Δi(s, t) is the difference between the impurity measure for node t and the weighted sum of the impurity measures for the right child and the left child nodes. The weights, \(p_R\) and \(p_L\) , are the proportions of the samples in node t that go to the right node \(t_R\)  and the left node \(t_L\) respectively.

graphLook at the graphic again. Suppose the region to the left (shaded purple) is the node being split, the upper portion is the left child node the lower portion is the right child node. You can see that the proportion of points that are sent to the left child node is \( p_L = 8/10 \). The proportion sent to the right child is \(p_R = 2/10\).

The classification tree algorithm goes through all the candidate splits to select the best one with maximum Δi(s, t).

Next, we will define I(t) = i(t) p(t), that is, the impurity function of node t weighted by the estimated proportion of data that go to node t. p(t) is the probability of data falling into the region corresponding to node t. A simple way to estimate it is to count the number of points that are in node t and divide it by the total number of points in the whole data set.

The aggregated impurity measure of tree T, I(T) is defined by

\(I(T)=\sum_{t \in \tilde{T}}I(t)=\sum_{t \in \tilde{T}}i(t)p(t)\)

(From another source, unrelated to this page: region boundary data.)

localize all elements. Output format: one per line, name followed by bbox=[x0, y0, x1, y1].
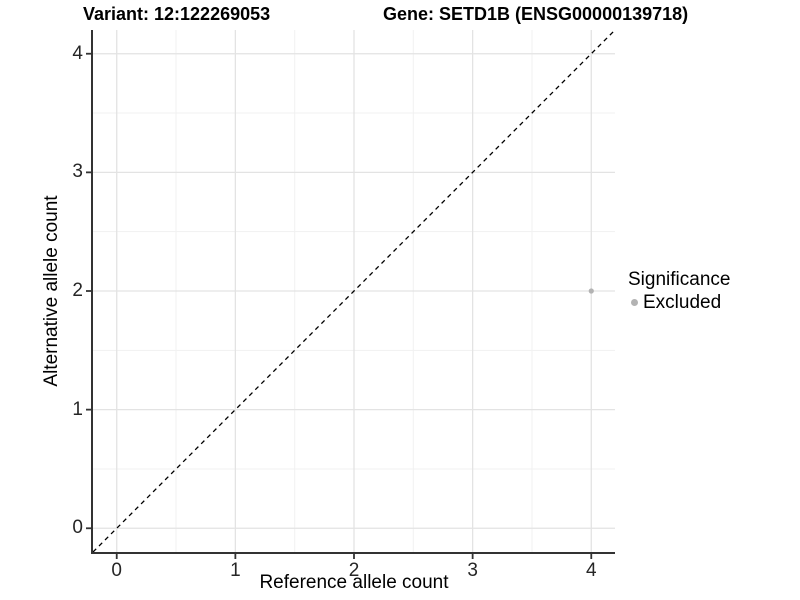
y-tick-label: 4 bbox=[72, 42, 83, 64]
excluded-point-icon bbox=[631, 299, 638, 306]
x-tick-label: 3 bbox=[467, 560, 478, 581]
legend-entry-excluded: Excluded bbox=[628, 291, 730, 314]
x-tick-label: 1 bbox=[230, 560, 241, 581]
x-axis-title: Reference allele count bbox=[259, 572, 449, 593]
legend-entry-label: Excluded bbox=[643, 292, 722, 313]
variant-title: Variant: 12:122269053 bbox=[83, 4, 271, 24]
x-tick-label: 4 bbox=[585, 560, 597, 581]
y-tick-label: 1 bbox=[72, 398, 83, 420]
y-tick-label: 2 bbox=[72, 280, 83, 301]
y-tick-label: 0 bbox=[72, 517, 83, 539]
data-point bbox=[588, 288, 594, 294]
gene-title: Gene: SETD1B (ENSG00000139718) bbox=[383, 4, 689, 24]
x-tick-label: 2 bbox=[348, 560, 360, 581]
legend: Significance Excluded bbox=[628, 268, 730, 314]
legend-title: Significance bbox=[628, 269, 731, 290]
identity-line bbox=[92, 29, 616, 553]
x-tick-label: 0 bbox=[111, 560, 122, 581]
y-tick-label: 3 bbox=[72, 161, 83, 183]
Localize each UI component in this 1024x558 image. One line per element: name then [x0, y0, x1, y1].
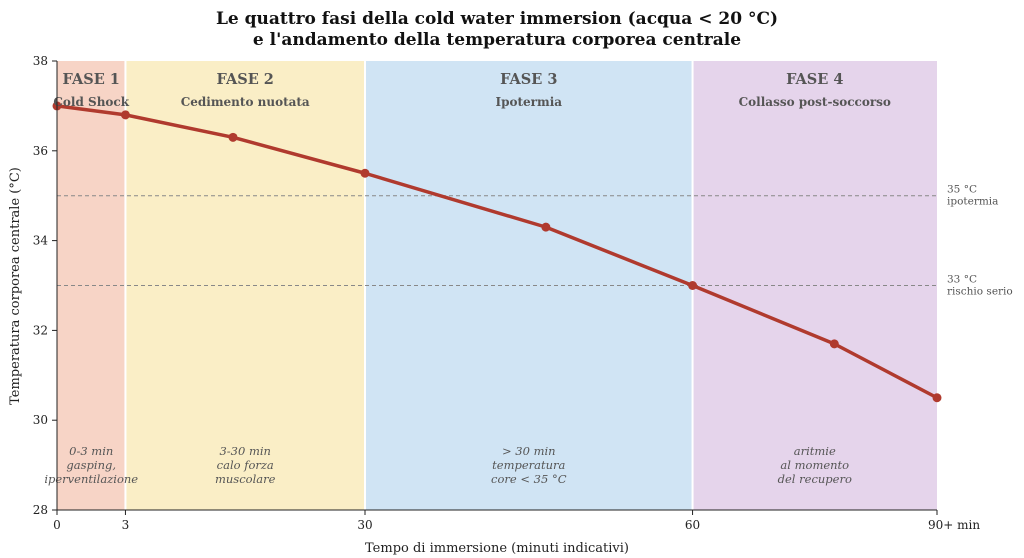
- data-point-7: [829, 339, 839, 349]
- reference-label-35-2: ipotermia: [947, 196, 998, 208]
- phase-note-3-2: temperatura: [492, 458, 565, 472]
- y-tick-label-28: 28: [33, 503, 48, 517]
- x-tick-label-5: 90+ min: [928, 518, 980, 532]
- phase-name-1: FASE 1: [63, 71, 120, 88]
- phase-subtitle-2: Cedimento nuotata: [181, 95, 310, 109]
- phase-note-4-2: al momento: [780, 458, 849, 472]
- y-tick-label-38: 38: [33, 54, 48, 68]
- x-tick-label-3: 30: [357, 518, 372, 532]
- x-axis-label: Tempo di immersione (minuti indicativi): [365, 541, 629, 556]
- data-point-2: [120, 110, 130, 120]
- phase-subtitle-3: Ipotermia: [496, 95, 563, 109]
- phase-subtitle-4: Collasso post-soccorso: [739, 95, 891, 109]
- reference-label-33-1: 33 °C: [947, 274, 977, 286]
- phase-subtitle-1: Cold Shock: [53, 95, 129, 109]
- phase-labels: FASE 1 Cold Shock 0-3 mingasping,iperventi…: [44, 71, 891, 486]
- chart-title-line1: Le quattro fasi della cold water immersi…: [216, 9, 778, 29]
- phase-note-4-3: del recupero: [778, 472, 852, 486]
- series-line-1: [55, 104, 939, 400]
- x-tick-label-2: 3: [122, 518, 130, 532]
- data-point-3: [228, 132, 238, 142]
- y-ticks: 28 30 32 34 36 38: [33, 54, 57, 517]
- data-point-5: [541, 222, 551, 232]
- data-point-4: [360, 168, 370, 178]
- phase-note-1-3: iperventilazione: [44, 472, 138, 486]
- phase-note-2-3: muscolare: [215, 472, 276, 486]
- phase-note-2-1: 3-30 min: [219, 444, 270, 458]
- phase-note-3-1: > 30 min: [502, 444, 556, 458]
- x-tick-label-4: 60: [685, 518, 700, 532]
- y-tick-label-34: 34: [33, 234, 49, 248]
- reference-label-33-2: rischio serio: [947, 286, 1013, 298]
- y-tick-label-30: 30: [33, 413, 48, 427]
- phase-name-3: FASE 3: [500, 71, 557, 88]
- reference-label-35-1: 35 °C: [947, 184, 977, 196]
- data-point-8: [932, 393, 942, 403]
- chart-title-line2: e l'andamento della temperatura corporea…: [253, 30, 741, 50]
- y-axis-label: Temperatura corporea centrale (°C): [8, 167, 23, 405]
- x-tick-label-1: 0: [53, 518, 61, 532]
- axes: [56, 61, 937, 511]
- phase-band-2: [125, 61, 365, 510]
- phase-note-1-2: gasping,: [66, 458, 116, 472]
- data-point-6: [688, 281, 698, 290]
- y-tick-label-36: 36: [33, 144, 48, 158]
- phase-note-4-1: aritmie: [794, 444, 836, 458]
- phase-name-2: FASE 2: [217, 71, 274, 88]
- y-tick-label-32: 32: [33, 323, 48, 337]
- phase-note-1-1: 0-3 min: [69, 444, 113, 458]
- phase-name-4: FASE 4: [786, 71, 843, 88]
- x-ticks: 0 3 30 60 90+ min: [53, 510, 980, 532]
- phase-note-2-2: calo forza: [217, 458, 274, 472]
- phase-note-3-3: core < 35 °C: [491, 472, 567, 486]
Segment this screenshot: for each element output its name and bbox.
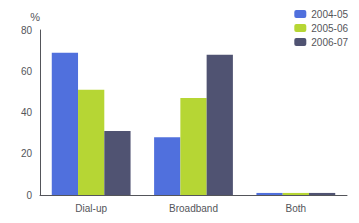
svg-text:2006-07: 2006-07	[311, 37, 348, 48]
svg-text:60: 60	[21, 66, 33, 77]
svg-text:Broadband: Broadband	[169, 203, 218, 214]
svg-text:2005-06: 2005-06	[311, 23, 348, 34]
svg-text:20: 20	[21, 148, 33, 159]
svg-text:Both: Both	[286, 203, 307, 214]
svg-text:%: %	[30, 11, 40, 23]
svg-text:2004-05: 2004-05	[311, 9, 348, 20]
svg-text:40: 40	[21, 107, 33, 118]
svg-text:Dial-up: Dial-up	[75, 203, 107, 214]
svg-text:0: 0	[26, 190, 32, 201]
svg-text:80: 80	[21, 25, 33, 36]
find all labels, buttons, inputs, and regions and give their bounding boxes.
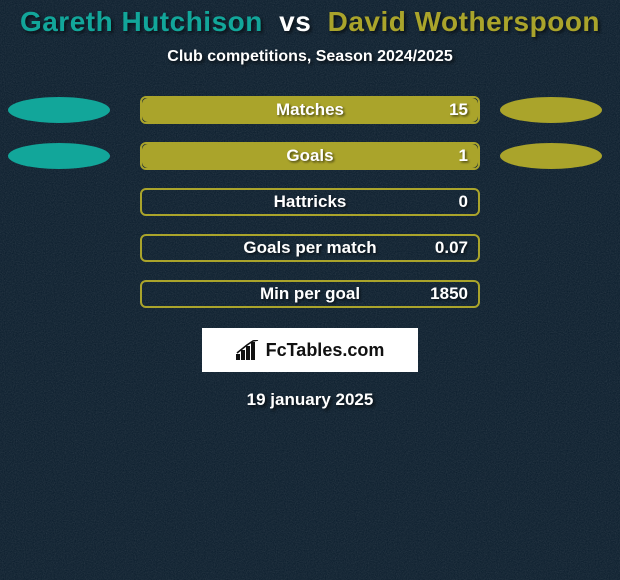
right-ellipse [500,97,602,123]
chart-icon [236,340,260,360]
subtitle: Club competitions, Season 2024/2025 [167,48,452,66]
stat-value: 15 [449,100,468,120]
stat-label: Hattricks [274,192,347,212]
stat-row: Hattricks 0 [0,188,620,216]
stat-bar: Goals per match 0.07 [140,234,480,262]
left-ellipse [8,97,110,123]
vs-text: vs [271,6,319,37]
stat-value: 1850 [430,284,468,304]
stat-row: Goals 1 [0,142,620,170]
stat-bar: Hattricks 0 [140,188,480,216]
stats-rows: Matches 15 Goals 1 Hattricks 0 Goals per match… [0,96,620,308]
player1-name: Gareth Hutchison [20,6,263,37]
stat-label: Goals [286,146,333,166]
stat-bar: Matches 15 [140,96,480,124]
stat-value: 0 [459,192,468,212]
logo-text: FcTables.com [266,340,385,361]
stat-value: 1 [459,146,468,166]
stat-bar: Min per goal 1850 [140,280,480,308]
date-text: 19 january 2025 [247,390,374,410]
left-ellipse [8,143,110,169]
stat-bar: Goals 1 [140,142,480,170]
stat-label: Min per goal [260,284,360,304]
logo-box: FcTables.com [202,328,418,372]
stat-row: Matches 15 [0,96,620,124]
stat-value: 0.07 [435,238,468,258]
stat-row: Min per goal 1850 [0,280,620,308]
stat-label: Goals per match [243,238,376,258]
right-ellipse [500,143,602,169]
stat-row: Goals per match 0.07 [0,234,620,262]
player2-name: David Wotherspoon [328,6,600,37]
stat-label: Matches [276,100,344,120]
page-title: Gareth Hutchison vs David Wotherspoon [20,6,600,38]
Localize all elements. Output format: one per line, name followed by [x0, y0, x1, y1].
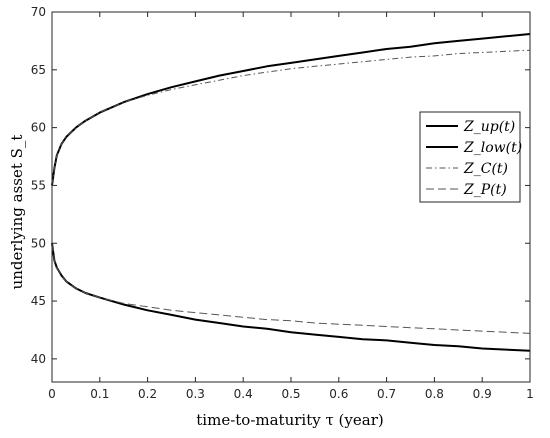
- y-tick-label: 65: [31, 63, 46, 77]
- axis-labels: time-to-maturity τ (year) underlying ass…: [8, 135, 384, 429]
- x-tick-label: 0.9: [473, 387, 492, 401]
- x-tick-label: 0.7: [377, 387, 396, 401]
- y-tick-label: 70: [31, 5, 46, 19]
- axes: 0 0.1 0.2 0.3 0.4 0.5 0.6 0.7 0.8 0.9 1 40 45 50 55 60 6…: [31, 5, 534, 401]
- legend-box: [419, 111, 521, 203]
- legend-label-1: Z_up(t): [463, 119, 515, 135]
- x-tick-label: 0.6: [329, 387, 348, 401]
- legend-label-3: Z_C(t): [463, 161, 508, 177]
- y-tick-label: 45: [31, 294, 46, 308]
- series-line-2: [51, 243, 531, 352]
- legend-label-4: Z_P(t): [463, 182, 507, 198]
- series-line-1: [51, 33, 531, 186]
- x-tick-label: 1: [526, 387, 534, 401]
- y-tick-label: 50: [31, 236, 46, 250]
- x-tick-label: 0.4: [234, 387, 253, 401]
- x-axis-label: time-to-maturity τ (year): [196, 411, 383, 429]
- y-tick-label: 55: [31, 178, 46, 192]
- x-tick-label: 0.1: [90, 387, 109, 401]
- x-tick-label: 0.3: [186, 387, 205, 401]
- y-tick-label: 40: [31, 352, 46, 366]
- y-axis-label: underlying asset S_t: [8, 135, 26, 290]
- legend-label-2: Z_low(t): [463, 140, 522, 156]
- y-tick-label: 60: [31, 121, 46, 135]
- x-tick-label: 0.2: [138, 387, 157, 401]
- x-tick-label: 0.8: [425, 387, 444, 401]
- x-tick-label: 0.5: [281, 387, 300, 401]
- legend: Z_up(t) Z_low(t) Z_C(t) Z_P(t): [419, 111, 522, 203]
- x-tick-label: 0: [48, 387, 56, 401]
- plot-area: [51, 33, 531, 352]
- series-line-4: [51, 243, 531, 334]
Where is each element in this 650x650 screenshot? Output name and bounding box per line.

This is a sum over all of the leaf nodes. (Remember, not all of the nodes in the tree, just the leaf nodes:  \(\tilde{T}\).)

Note for any node t the following equations hold:

\( \begin {align}& p(t_L) + p(t_R)=p(t) \\
&p_L=p(t_L)/p(t) \\
&p_R=p(t_R)/p(t) \\
&p_L+p_R=1 \\
\end {align} \)

The region covered by the left child node, \(t_L\), and the right child node, \(t_R\), are disjoint and if combined, form the bigger region of their parent node t. The sum of the probabilities over two disjoined sets is equal to the probability of the union. \(p_L\)  then becomes the relative proportion of the left child node with respect to the parent node.

Next, we define the difference between the weighted impurity measure of the parent node and the two child nodes.

\[ \begin {align}\Delta I(s,t)& = I(t)-I(t_L)-I(t_R)\\
& = p(t)i(t) -p(t_L)i(t_L)-p(t_R)i(t_R)\\
& = p(t)i(t) -p_L i(t_L)-p_Ri(t_R) \\
& = p(t)\Delta i(s,t) \\
\end {align} \]

Finally getting to this mystery of the impurity function...

It should be understood that no matter what impurity function we use, the way you use it in a classification tree is the same. The only difference is what specific impurity function to plug in. Once you use this, what follows is the same.

Possible impurity functions:

  1. Entropy function: \(\sum_{j=1}^{K}p_j \text{ log }\frac{1}{p_j}\). If pj = 0, use the limit \(\text{lim }p_j \rightarrow \text{ log }p_j=0\).
  2. Misclassification rate: \(1 - max_j  p_j \).
  3. Gini index: \(\sum_{j=1}^{K}p_j (1-p_j)=1-\sum_{j=1}^{K}p_{j}^{2}\).

Remember, impurity functions have to 1) achieve a maximum at the uniform distribution, 2) achieve a minimum when \(p_j = 1\), and 3) be symmetric with regard to their permutations.

Another Approach: The Twoing Rule

Another splitting method is the Twoing Rule. This approach does not have anything to do with the impurity function.

The intuition here is that the class distributions in the two child nodes should be as different as possible and the proportion of data falling into either of the child nodes should be balanced.

The twoing rule: At node t, choose the split s that maximizes:

\(\frac{p_L p_R}{4}\left[\sum_{j}|p(j|t_L)-p(j|t_R)|  \right]^2\)

When we break one node to two child nodes, we want the posterior probabilities of the classes to be as different as possible. If they differ a lot, each tends to be pure. If instead, the proportions of classes in the two child nodes are roughly the same as the parent node, this indicates the splitting does not make the two child nodes much purer than the parent node and hence not a successful split.

In summary, one can use either the goodness of split defined using the impurity function or the twoing rule. At each node, try all possible splits exhaustively and select the best from them.